>home>Papers>Keynote Speakers

 
John MacGregor

Data-Based Latent Variable Methods for Process Analysis, Monitoring and Control

Prof. John MacGregor, McMaster University

Abstract:

This paper gives an overview of methods for utilizing the large amounts of highly correlated data available in process databases. These data matrices are almost always of less than full statistical rank, and therefore latent variable methods are well suited to obtaining useful subspace models for treating a variety of important industrial problems. The following problems are discussed and illustrated with industrial examples: (i) the analysis of historical databases and trouble-shooting process problems; (ii) process monitoring; (iii) using of multivariate information from novel sensors; and (iv) process control in reduced dimensional subspaces.
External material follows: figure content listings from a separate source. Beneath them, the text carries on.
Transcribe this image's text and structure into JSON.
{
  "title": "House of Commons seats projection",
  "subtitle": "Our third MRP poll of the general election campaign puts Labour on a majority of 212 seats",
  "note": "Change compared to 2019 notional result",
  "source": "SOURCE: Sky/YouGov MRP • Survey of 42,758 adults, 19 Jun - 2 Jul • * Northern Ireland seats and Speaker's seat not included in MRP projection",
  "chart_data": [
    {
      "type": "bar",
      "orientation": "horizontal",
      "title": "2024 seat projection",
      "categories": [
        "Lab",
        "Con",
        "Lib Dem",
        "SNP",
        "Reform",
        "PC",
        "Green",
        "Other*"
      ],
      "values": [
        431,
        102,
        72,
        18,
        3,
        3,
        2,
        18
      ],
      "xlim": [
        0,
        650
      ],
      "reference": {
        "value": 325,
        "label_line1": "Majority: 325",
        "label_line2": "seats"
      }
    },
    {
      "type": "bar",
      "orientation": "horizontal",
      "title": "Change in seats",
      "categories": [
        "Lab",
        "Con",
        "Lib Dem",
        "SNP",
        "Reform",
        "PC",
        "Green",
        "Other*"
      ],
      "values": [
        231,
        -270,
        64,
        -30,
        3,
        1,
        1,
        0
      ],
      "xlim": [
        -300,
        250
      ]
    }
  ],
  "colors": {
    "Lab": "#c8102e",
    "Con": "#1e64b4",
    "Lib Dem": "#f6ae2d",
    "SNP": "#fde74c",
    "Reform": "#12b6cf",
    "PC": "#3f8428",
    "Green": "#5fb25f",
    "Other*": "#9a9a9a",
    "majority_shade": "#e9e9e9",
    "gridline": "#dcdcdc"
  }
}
In each of these problems latent variable models provide the framework on which the solutions are based.
 

Biography:
John MacGregor received his PhD degree in Statistics, his MSc degrees in Statistics and in Chemical Engineering from the University of Wisconsin, Madison, and his Bachelor of Engineering degree from McMaster University, Hamilton, ON, Canada. After working in industry for several years as a process specialist with Monsanto Company in Texas, he joined McMaster University in 1972, where he is currently a Professor in the Department of Chemical Engineering. His research interests have spanned a wide range of areas, from polymer reaction engineering to process systems engineering, control theory, and statistical methods. In recent years he has concentrated on the development of multivariate statistical methods for use in process monitoring, fault detection, and control using the very large multivariate data-bases available from industrial processes. This multivariate research includes problems in both continuous and batch processes as well as image analysis methods.